Final answer:
The sweater requires 400 grams of wool, the hat requires 80 grams of wool, and the scarf requires 75 grams of wool.
Step-by-step explanation:
Let's assign variables to represent the amounts of wool needed for each item. Let's call the amount of wool needed for the sweater S, the amount for the hat H, and the amount for the scarf C.
We're given that the hat requires one-fifth as much wool as the sweater. So we can write the equation H = (1/5)S.
We're also given that the hat requires 5 grams more than the scarf. So we can write the equation H = C + 5.
Finally, we're told that Stella needs a total of 555 grams of wool.
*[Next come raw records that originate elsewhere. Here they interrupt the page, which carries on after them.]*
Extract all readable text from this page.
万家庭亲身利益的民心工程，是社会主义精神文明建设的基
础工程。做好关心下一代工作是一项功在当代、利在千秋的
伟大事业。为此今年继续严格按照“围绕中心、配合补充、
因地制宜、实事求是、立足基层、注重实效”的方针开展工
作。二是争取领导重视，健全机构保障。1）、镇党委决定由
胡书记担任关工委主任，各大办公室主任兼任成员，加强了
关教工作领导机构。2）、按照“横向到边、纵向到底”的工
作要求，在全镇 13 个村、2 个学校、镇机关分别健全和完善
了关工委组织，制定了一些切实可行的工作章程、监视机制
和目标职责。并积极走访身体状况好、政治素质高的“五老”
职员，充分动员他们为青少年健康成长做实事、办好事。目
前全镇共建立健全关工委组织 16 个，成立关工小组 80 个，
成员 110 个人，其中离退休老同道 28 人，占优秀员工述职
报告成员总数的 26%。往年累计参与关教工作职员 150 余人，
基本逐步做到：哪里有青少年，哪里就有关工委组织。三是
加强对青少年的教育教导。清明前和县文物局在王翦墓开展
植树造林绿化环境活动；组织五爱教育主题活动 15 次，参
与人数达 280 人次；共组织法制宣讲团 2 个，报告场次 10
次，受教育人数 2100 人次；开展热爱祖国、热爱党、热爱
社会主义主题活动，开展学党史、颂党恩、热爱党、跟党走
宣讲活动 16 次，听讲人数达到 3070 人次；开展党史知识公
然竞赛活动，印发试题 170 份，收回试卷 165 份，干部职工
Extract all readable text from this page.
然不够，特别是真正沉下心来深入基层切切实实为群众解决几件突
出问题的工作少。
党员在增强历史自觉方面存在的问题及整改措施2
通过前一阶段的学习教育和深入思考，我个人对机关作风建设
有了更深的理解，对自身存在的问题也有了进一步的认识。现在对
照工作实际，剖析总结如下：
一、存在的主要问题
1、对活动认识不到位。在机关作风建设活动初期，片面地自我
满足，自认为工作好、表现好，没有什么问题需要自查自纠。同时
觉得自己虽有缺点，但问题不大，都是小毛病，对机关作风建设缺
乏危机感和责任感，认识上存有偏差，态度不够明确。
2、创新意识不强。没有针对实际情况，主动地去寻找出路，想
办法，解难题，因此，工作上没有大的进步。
So we can write the equation S + H + C = 555.
We can solve this system of equations to find the values for S, H, and C.
From the equation H = (1/5)S, we can solve for S in terms of H: S = 5H.
Substituting this into the equation S + H + C = 555:
5H + H + C = 555
Combining like terms:
6H + C = 555
And substituting the equation H = C + 5:
6(C + 5) + C = 555
Simplifying and solving for C:
6C + 30 + C = 555
7C + 30 = 555
7C = 525
C = 75
Substituting this back into the equation H = C + 5:
H = 75 + 5 = 80
Finally, substituting this back into the equation S = 5H:
S = 5(80) = 400
Therefore, the sweater requires 400 grams of wool, the hat requires 80 grams of wool, and the scarf requires 75 grams of wool.